Optum and Merck simulate contractual reimbursement models

The companies will use a shared laboratory to explore both value-based and pay-for-performance models.
The companies will use a shared laboratory to explore both value-based and pay-for-performance models. | Contributed image

Optum, UnitedHealth Group’s health services business, and Merck are collaborating on developing and simulating the performance of contractual reimbursement models that align payment for prescription drugs with patient health outcomes.

“Ensuring that health care dollars are spent on interventions that improve patient care and health outcomes is a shared goal for all stakeholders,” Curt Medeiros, president of Optum Life Sciences, said in a statement. “This collaboration offers an opportunity to leverage our collective strengths to increase knowledge about the design and implementation of outcomes-based contracts in the U.S. health system.”
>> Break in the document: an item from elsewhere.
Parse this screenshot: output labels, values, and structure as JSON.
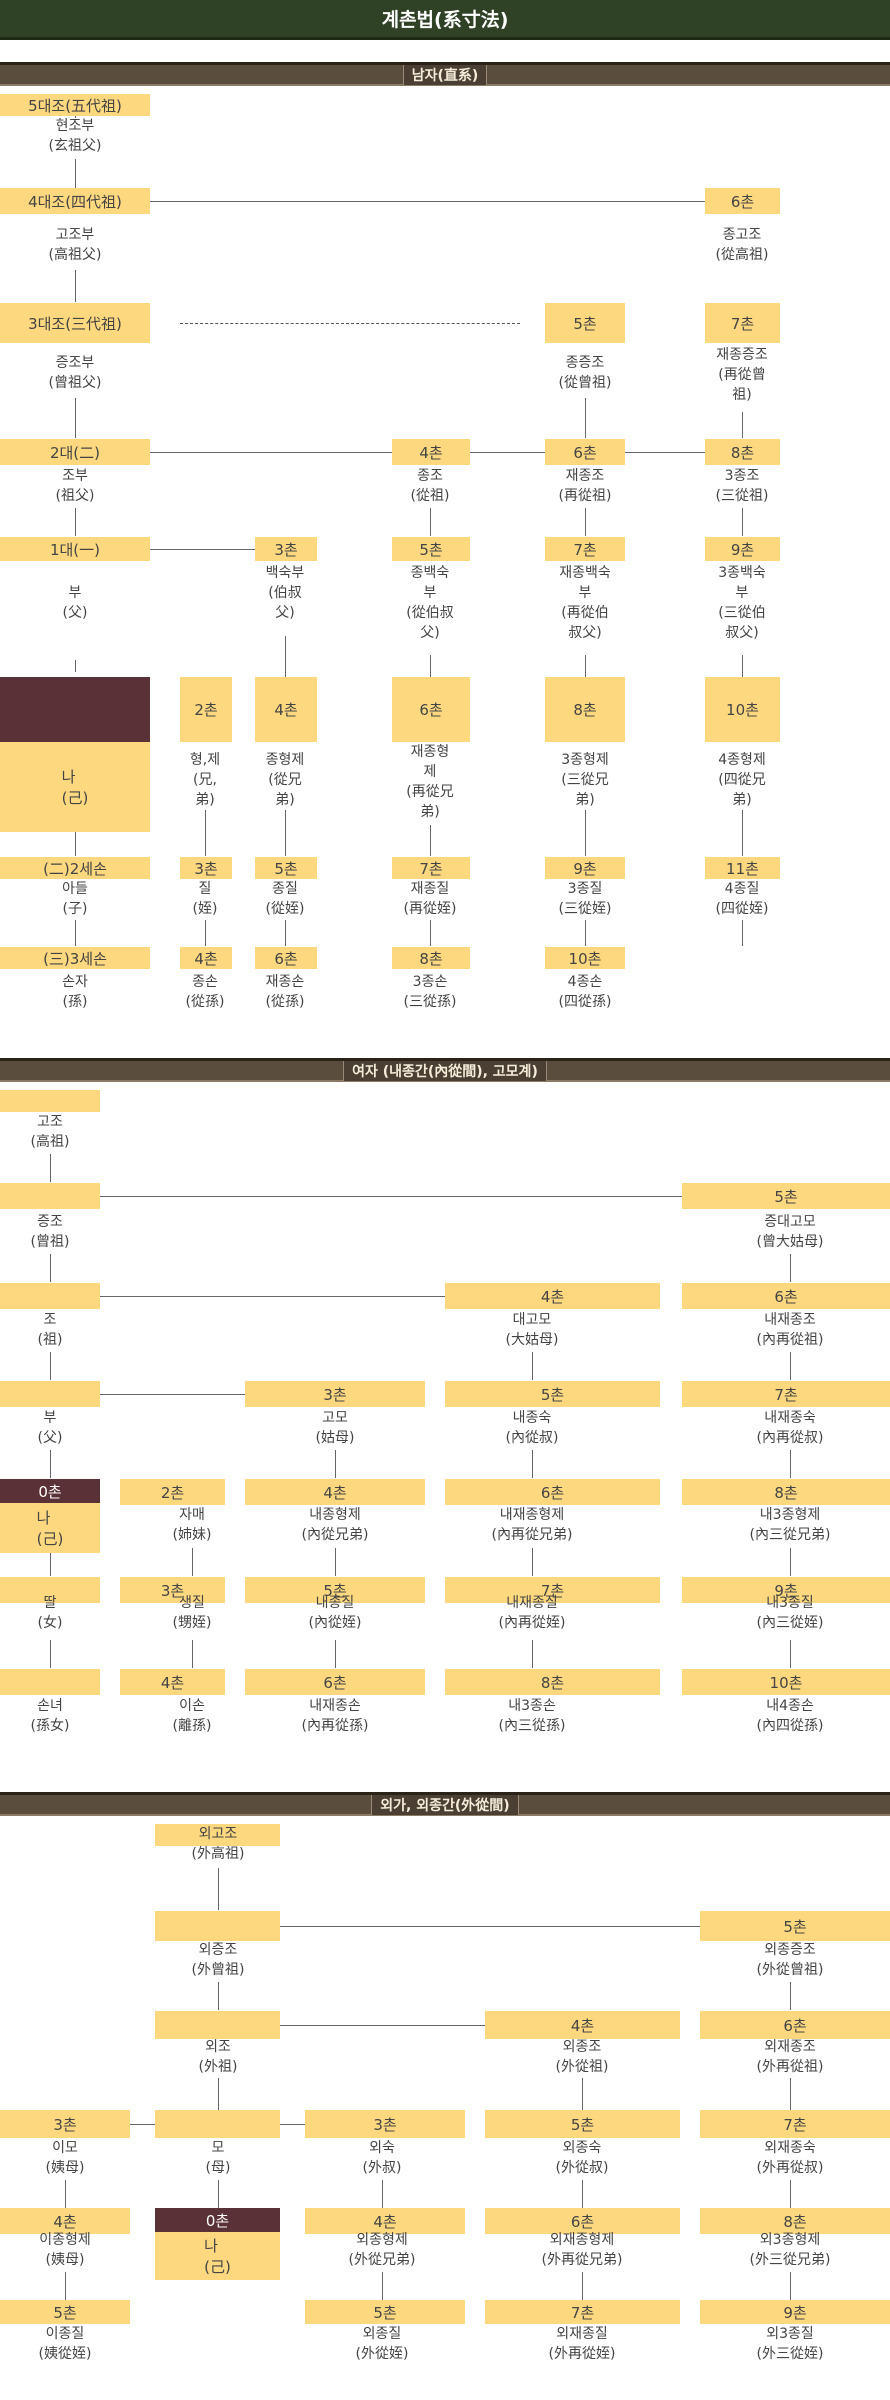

The companies signed a multi-year collaboration agreement and will use a shared laboratory to explore both value-based and pay-for-performance models. The focus will be on whether these ideas have potential for broad adoption among health insurance companies.

“Our collaboration will create a unique data-driven platform to enable modeling and analysis of innovative contracts that are needed to move to a value-based health care model,” Merck senior vice president Susan Shiff said. “The collaboration between Merck and Optum will help advance both organizations’ common goals of improving patient health outcomes, expanding access to innovative therapies, and ensuring the best use of health care spending.”